"All the better," he growled.
"Right you are!" she returned, recklessly. "I'm tired of my life. It's time I was dead! Look here, Flick; if you don't tell me where Jim is, I'll set the place about your ears."
"I don't know," he whined; "how should I know? What's the use of asking me where he is? I know nothing about him. He wrote me a letter, but you don't think he put his address in it, do you? You ought to know him better than that, Milly!"
"You miserable gray-head, ain't you afraid that your lies will choke you? Ain't you afraid of dying? What an old sinner you are! Do you ever think of the worms creeping over your ugly carcase, and gloating over you when you are in your grave? Do you ever think of the cold slimy earth falling on your face through the coffin, and sucking all the hope out of you, even after you are dead? Ain't you afraid when you think of it? I am! I am!" she exclaimed, with a shuddering shriek; "or I should have killed myself long ago!"
The drunken old man's face twitched with terror as she spoke these dreadful words, and he whined piteously, "Don't, Milly, there's a good girl. Talk of something pleasant."
"I haven't the courage to do it," she continued, in a musing tone, not heeding his remonstrance. "I have thought of it often--have dreamt of it often. I have woke up in the night and seen it looking at me, from the foot of the bed--my thought that seemed to be all eyes, and no shape.
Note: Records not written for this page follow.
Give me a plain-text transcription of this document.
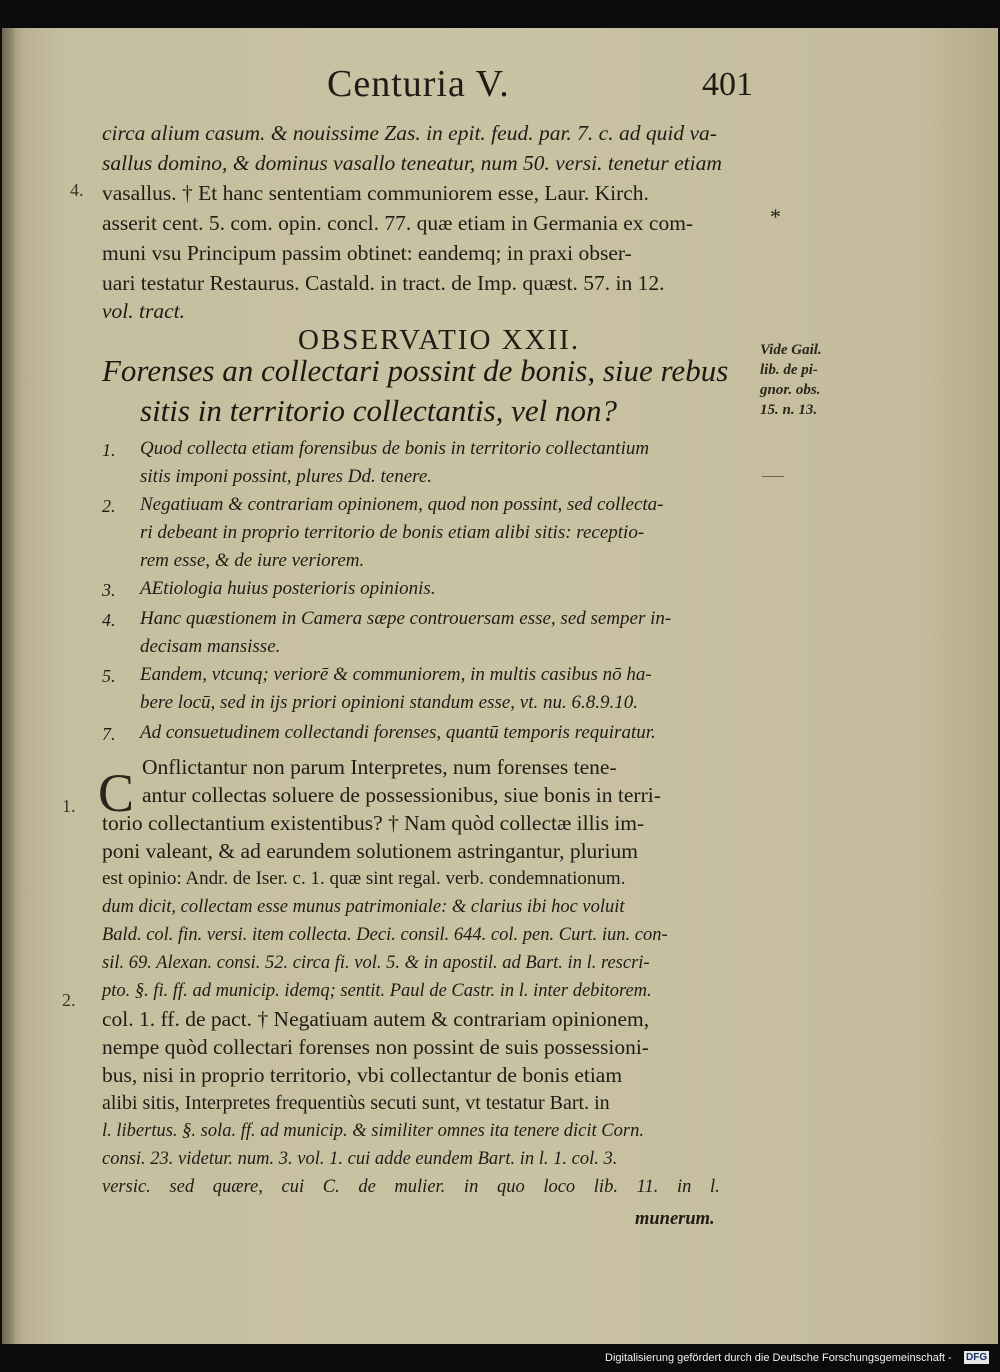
Centuria V.	401
circa alium casum. & nouissime Zas. in epit. feud. par. 7. c. ad quid va-
sallus domino, & dominus vasallo teneatur, num 50. versi. tenetur etiam
4. vasallus. † Et hanc sententiam communiorem esse, Laur. Kirch.
asserit cent. 5. com. opin. concl. 77. quæ etiam in Germania ex com-	*
muni vsu Principum passim obtinet: eandemq; in praxi obser-
uari testatur Restaurus. Castald. in tract. de Imp. quæst. 57. in 12.
vol. tract.
OBSERVATIO XXII.
Forenses an collectari possint de bonis, siue rebus
sitis in territorio collectantis, vel non?
Vide Gail.
lib. de pi-
gnor. obs.
15. n. 13.
1. Quod collecta etiam forensibus de bonis in territorio collectantium
sitis imponi possint, plures Dd. tenere.
2. Negatiuam & contrariam opinionem, quod non possint, sed collecta-
ri debeant in proprio territorio de bonis etiam alibi sitis: receptio-
rem esse, & de iure veriorem.
3. AEtiologia huius posterioris opinionis.
4. Hanc quæstionem in Camera sæpe controuersam esse, sed semper in-
decisam mansisse.
5. Eandem, vtcunq; veriorē & communiorem, in multis casibus nō ha-
bere locū, sed in ijs priori opinioni standum esse, vt. nu. 6.8.9.10.
7. Ad consuetudinem collectandi forenses, quantū temporis requiratur.
C Onflictantur non parum Interpretes, num forenses tene-
antur collectas soluere de possessionibus, siue bonis in terri-
1.
torio collectantium existentibus? † Nam quòd collectæ illis im-
poni valeant, & ad earundem solutionem astringantur, plurium
est opinio: Andr. de Iser. c. 1. quæ sint regal. verb. condemnationum.
dum dicit, collectam esse munus patrimoniale: & clarius ibi hoc voluit
Bald. col. fin. versi. item collecta. Deci. consil. 644. col. pen. Curt. iun. con-
sil. 69. Alexan. consi. 52. circa fi. vol. 5. & in apostil. ad Bart. in l. rescri-
pto. §. fi. ff. ad municip. idemq; sentit. Paul de Castr. in l. inter debitorem.
2.
col. 1. ff. de pact. † Negatiuam autem & contrariam opinionem,
nempe quòd collectari forenses non possint de suis possessioni-
bus, nisi in proprio territorio, vbi collectantur de bonis etiam
alibi sitis, Interpretes frequentiùs secuti sunt, vt testatur Bart. in
l. libertus. §. sola. ff. ad municip. & similiter omnes ita tenere dicit Corn.
consi. 23. videtur. num. 3. vol. 1. cui adde eundem Bart. in l. 1. col. 3.
versic. sed quære, cui C. de mulier. in quo loco lib. 11. in l.
munerum.
Digitalisierung gefördert durch die Deutsche Forschungsgemeinschaft - DFG
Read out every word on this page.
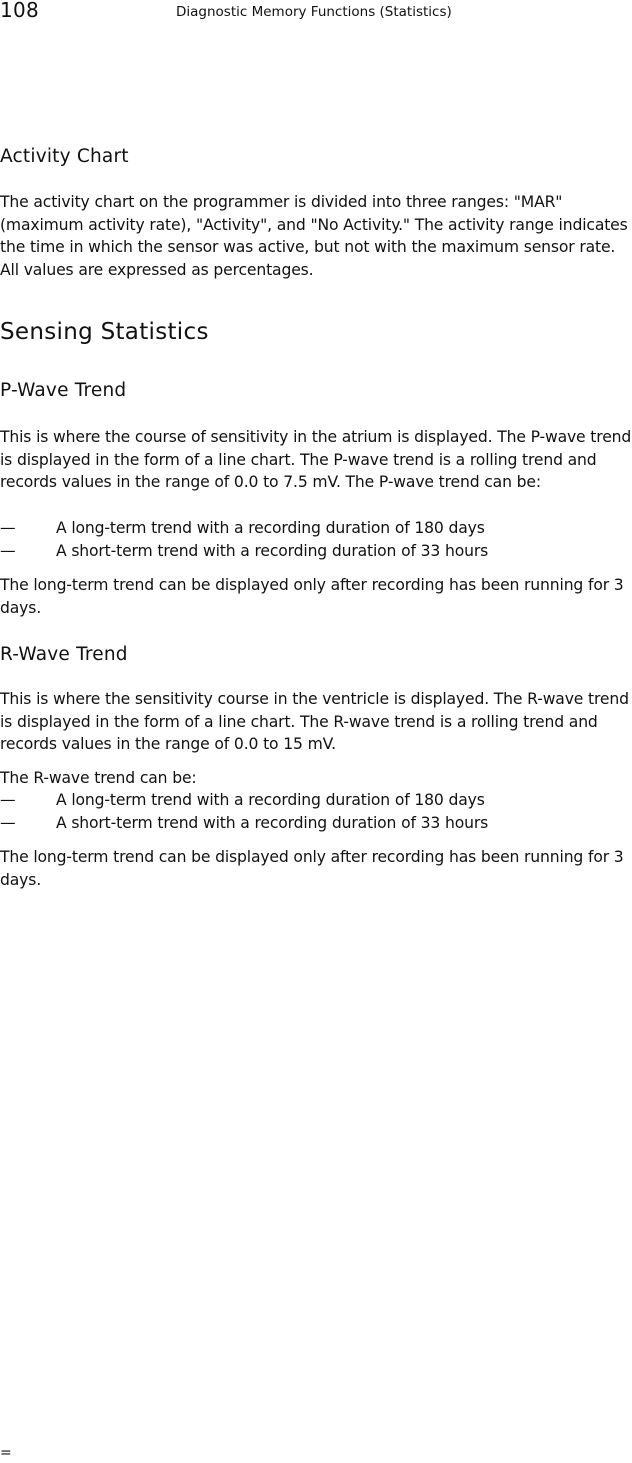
108	Diagnostic Memory Functions (Statistics)
Activity Chart

The activity chart on the programmer is divided into three ranges: "MAR" (maximum activity rate), "Activity", and "No Activity." The activity range indicates the time in which the sensor was active, but not with the maximum sensor rate. All values are expressed as percentages.

Sensing Statistics
P-Wave Trend

This is where the course of sensitivity in the atrium is displayed. The P-wave trend is displayed in the form of a line chart. The P-wave trend is a rolling trend and records values in the range of 0.0 to 7.5 mV. The P-wave trend can be:

—	A long-term trend with a recording duration of 180 days
—	A short-term trend with a recording duration of 33 hours

The long-term trend can be displayed only after recording has been running for 3 days.

R-Wave Trend

This is where the sensitivity course in the ventricle is displayed. The R-wave trend is displayed in the form of a line chart. The R-wave trend is a rolling trend and records values in the range of 0.0 to 15 mV.

The R-wave trend can be:

—	A long-term trend with a recording duration of 180 days
—	A short-term trend with a recording duration of 33 hours

The long-term trend can be displayed only after recording has been running for 3 days.

=
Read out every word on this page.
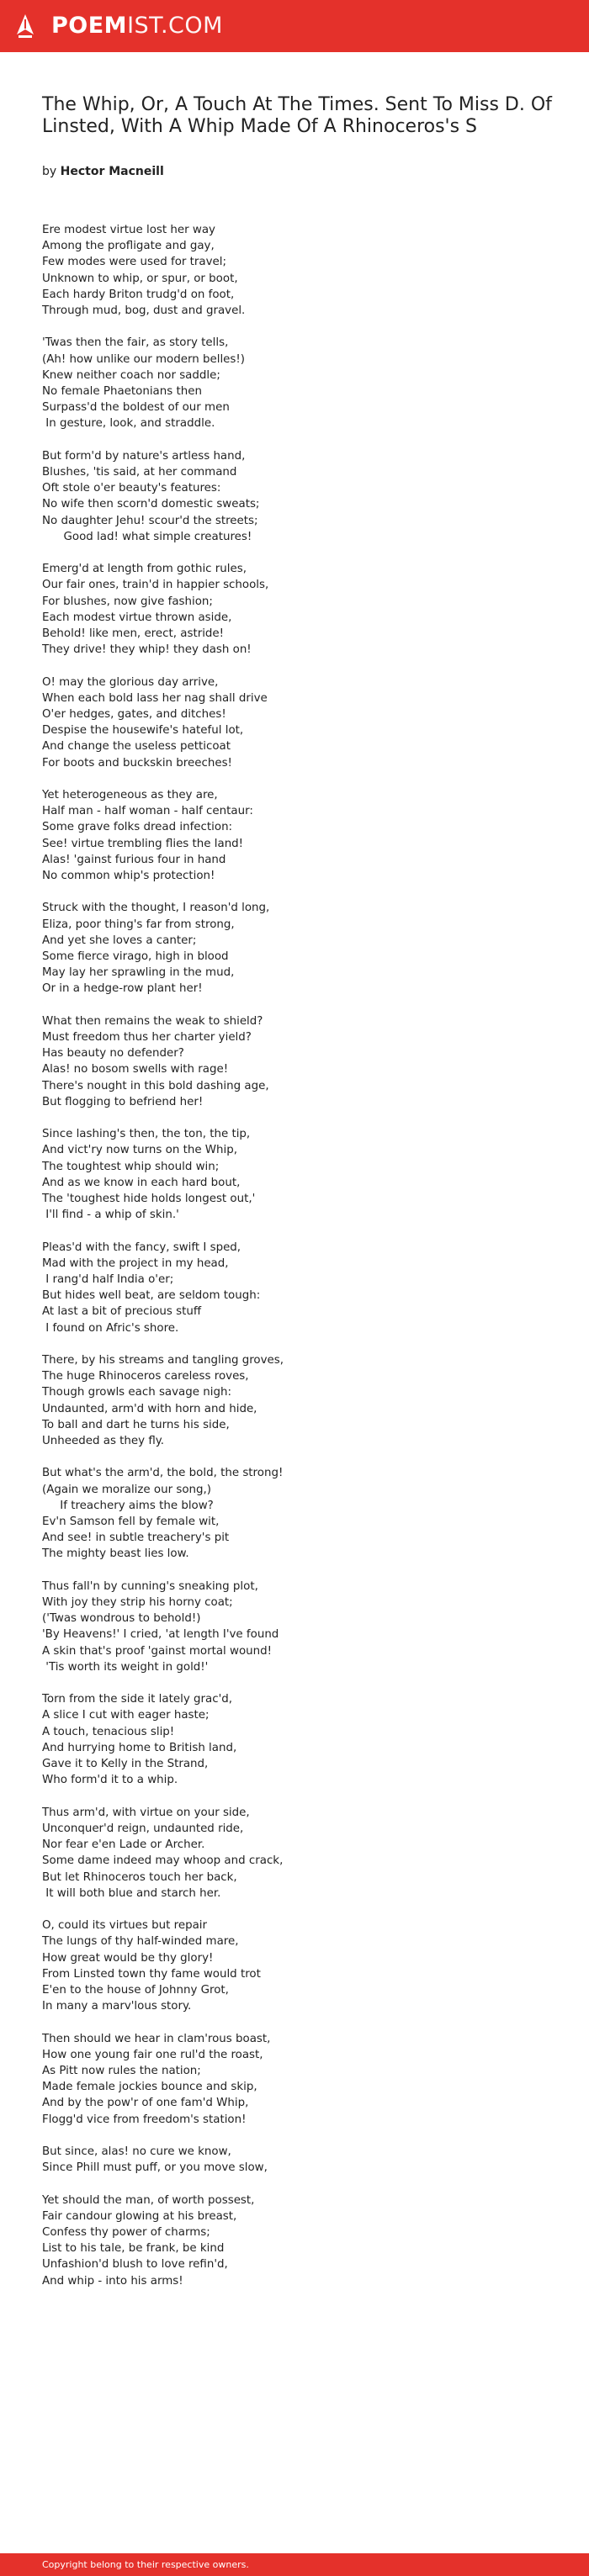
POEMIST.COM
The Whip, Or, A Touch At The Times. Sent To Miss D. Of Linsted, With A Whip Made Of A Rhinoceros's S
by Hector Macneill
Ere modest virtue lost her way
Among the profligate and gay,
Few modes were used for travel;
Unknown to whip, or spur, or boot,
Each hardy Briton trudg'd on foot,
Through mud, bog, dust and gravel.
'Twas then the fair, as story tells,
(Ah! how unlike our modern belles!)
Knew neither coach nor saddle;
No female Phaetonians then
Surpass'd the boldest of our men
In gesture, look, and straddle.
But form'd by nature's artless hand,
Blushes, 'tis said, at her command
Oft stole o'er beauty's features:
No wife then scorn'd domestic sweats;
No daughter Jehu! scour'd the streets;
Good lad! what simple creatures!
Emerg'd at length from gothic rules,
Our fair ones, train'd in happier schools,
For blushes, now give fashion;
Each modest virtue thrown aside,
Behold! like men, erect, astride!
They drive! they whip! they dash on!
O! may the glorious day arrive,
When each bold lass her nag shall drive
O'er hedges, gates, and ditches!
Despise the housewife's hateful lot,
And change the useless petticoat
For boots and buckskin breeches!
Yet heterogeneous as they are,
Half man - half woman - half centaur:
Some grave folks dread infection:
See! virtue trembling flies the land!
Alas! 'gainst furious four in hand
No common whip's protection!
Struck with the thought, I reason'd long,
Eliza, poor thing's far from strong,
And yet she loves a canter;
Some fierce virago, high in blood
May lay her sprawling in the mud,
Or in a hedge-row plant her!
What then remains the weak to shield?
Must freedom thus her charter yield?
Has beauty no defender?
Alas! no bosom swells with rage!
There's nought in this bold dashing age,
But flogging to befriend her!
Since lashing's then, the ton, the tip,
And vict'ry now turns on the Whip,
The toughtest whip should win;
And as we know in each hard bout,
The 'toughest hide holds longest out,'
I'll find - a whip of skin.'
Pleas'd with the fancy, swift I sped,
Mad with the project in my head,
I rang'd half India o'er;
But hides well beat, are seldom tough:
At last a bit of precious stuff
I found on Afric's shore.
There, by his streams and tangling groves,
The huge Rhinoceros careless roves,
Though growls each savage nigh:
Undaunted, arm'd with horn and hide,
To ball and dart he turns his side,
Unheeded as they fly.
But what's the arm'd, the bold, the strong!
(Again we moralize our song,)
If treachery aims the blow?
Ev'n Samson fell by female wit,
And see! in subtle treachery's pit
The mighty beast lies low.
Thus fall'n by cunning's sneaking plot,
With joy they strip his horny coat;
('Twas wondrous to behold!)
'By Heavens!' I cried, 'at length I've found
A skin that's proof 'gainst mortal wound!
'Tis worth its weight in gold!'
Torn from the side it lately grac'd,
A slice I cut with eager haste;
A touch, tenacious slip!
And hurrying home to British land,
Gave it to Kelly in the Strand,
Who form'd it to a whip.
Thus arm'd, with virtue on your side,
Unconquer'd reign, undaunted ride,
Nor fear e'en Lade or Archer.
Some dame indeed may whoop and crack,
But let Rhinoceros touch her back,
It will both blue and starch her.
O, could its virtues but repair
The lungs of thy half-winded mare,
How great would be thy glory!
From Linsted town thy fame would trot
E'en to the house of Johnny Grot,
In many a marv'lous story.
Then should we hear in clam'rous boast,
How one young fair one rul'd the roast,
As Pitt now rules the nation;
Made female jockies bounce and skip,
And by the pow'r of one fam'd Whip,
Flogg'd vice from freedom's station!
But since, alas! no cure we know,
Since Phill must puff, or you move slow,
Yet should the man, of worth possest,
Fair candour glowing at his breast,
Confess thy power of charms;
List to his tale, be frank, be kind
Unfashion'd blush to love refin'd,
And whip - into his arms!
Copyright belong to their respective owners.
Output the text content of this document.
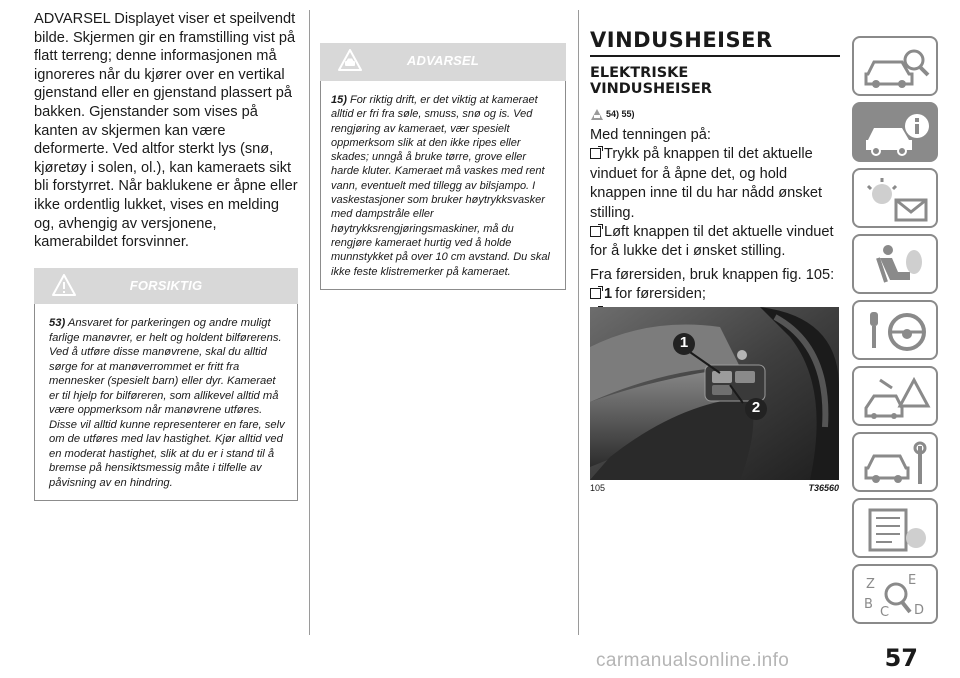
ADVARSEL Displayet viser et speilvendt bilde. Skjermen gir en framstilling vist på flatt terreng; denne informasjonen må ignoreres når du kjører over en vertikal gjenstand eller en gjenstand plassert på bakken. Gjenstander som vises på kanten av skjermen kan være deformerte. Ved altfor sterkt lys (snø, kjøretøy i solen, ol.), kan kameraets sikt bli forstyrret. Når baklukene er åpne eller ikke ordentlig lukket, vises en melding og, avhengig av versjonene, kamerabildet forsvinner.

FORSIKTIG
53) Ansvaret for parkeringen og andre muligt farlige manøvrer, er helt og holdent bilførerens. Ved å utføre disse manøvrene, skal du alltid sørge for at manøverrommet er fritt fra mennesker (spesielt barn) eller dyr. Kameraet er til hjelp for bilføreren, som allikevel alltid må være oppmerksom når manøvrene utføres. Disse vil alltid kunne representerer en fare, selv om de utføres med lav hastighet. Kjør alltid ved en moderat hastighet, slik at du er i stand til å bremse på hensiktsmessig måte i tilfelle av påvisning av en hindring.
ADVARSEL
15) For riktig drift, er det viktig at kameraet alltid er fri fra søle, smuss, snø og is. Ved rengjøring av kameraet, vær spesielt oppmerksom slik at den ikke ripes eller skades; unngå å bruke tørre, grove eller harde kluter. Kameraet må vaskes med rent vann, eventuelt med tillegg av bilsjampo. I vaskestasjoner som bruker høytrykksvasker med dampstråle eller høytrykksrengjøringsmaskiner, må du rengjøre kameraet hurtig ved å holde munnstykket på over 10 cm avstand. Du skal ikke feste klistremerker på kameraet.
VINDUSHEISER
ELEKTRISKE
VINDUSHEISER
54) 55)
Med tenningen på:
Trykk på knappen til det aktuelle
vinduet for å åpne det, og hold
knappen inne til du har nådd ønsket
stilling.
Løft knappen til det aktuelle vinduet
for å lukke det i ønsket stilling.
Fra førersiden, bruk knappen fig. 105:
1 for førersiden;
1
2
105	T36560
Z	E
B
C D
57
carmanualsonline.info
It speaks to me, and I can never hear it; it clings about me, and I can never feel it. It takes me through the dark streets to the water side, and I look down and see the stars bidding me come--I see the shadows of the trees moving about at the bottom--and then and then," she said, shudderingly, "I see myself lying in the mud, and things crawling over me--and I run away, I run away!"
Old Flick moved nearer to the wall, and regarded her with cowardly fear.
"If I wasn't afraid of that," she continued, "I should have been out of the world long before now. I bought some poison one day, and was very near taking it. But I got such a fit of shaking all at once, that I threw it on the floor, and stamped on it, and ran away, mad with fright. Did you ever try to take poison, Flick? Pour it in a glass, and look at it for a moment, and you see a lot of devils glaring at you and clutching at you, and you feel a lot of creeping things dancing in your brain, and stirring in your hair, and tingling at your fingers' ends!"
Old Flick shook with fear now, and not with ague. "Don't talk like that, Milly," he cried again, looking fearsomely about him; "do talk of something pleasant."
"Something pleasant!" Milly exclaimed. "What have I got pleasant to talk about? I wish the sun would burst through the ceiling, and strike me dead, and so put an end to it!" and she threw her hair from her face, and looked up wildly. "Do you know, Flick, I think something is going to happen to me! My head is whirling about strangely. I've an old father and mother at home, and I've been thinking of them at odd times, all the day. Father is an old man--a basket-maker--and I can see him as plainly as I see you, sitting down in our little room, weaving the canes, and thinking of me. Yes, I can see him thinking of me. He used to stroke my hair and my face, and call me his pretty Milly. Pretty Milly! That's what they called me at home. I was pretty--I had the prettiest hands!"--she put them close to her eyes, with a caressing motion, and hid her face in them. "I can see father with my eyes shut. He weaves the canes in the back room, sitting by the window. There is the little garden outside, and the two pots of mignonette on the window-sill. And there's the speckled hen that used to eat out of my hand. There is the picture of me on the wall, over the mantel-shelf, with my hair all in curls. Father is smiling at it. And now--now it is raining, and what do you think he is doing? He is looking at me, and crying, and I am lying dead in a basket cradle, with flowers all about me!" (She stood silent for a little while, with her face still buried in her hands, as if she could see the picture she had described.) "He was too fond of me, father was; he was so fond of me that he didn't look after me properly; he used to let me do as I liked."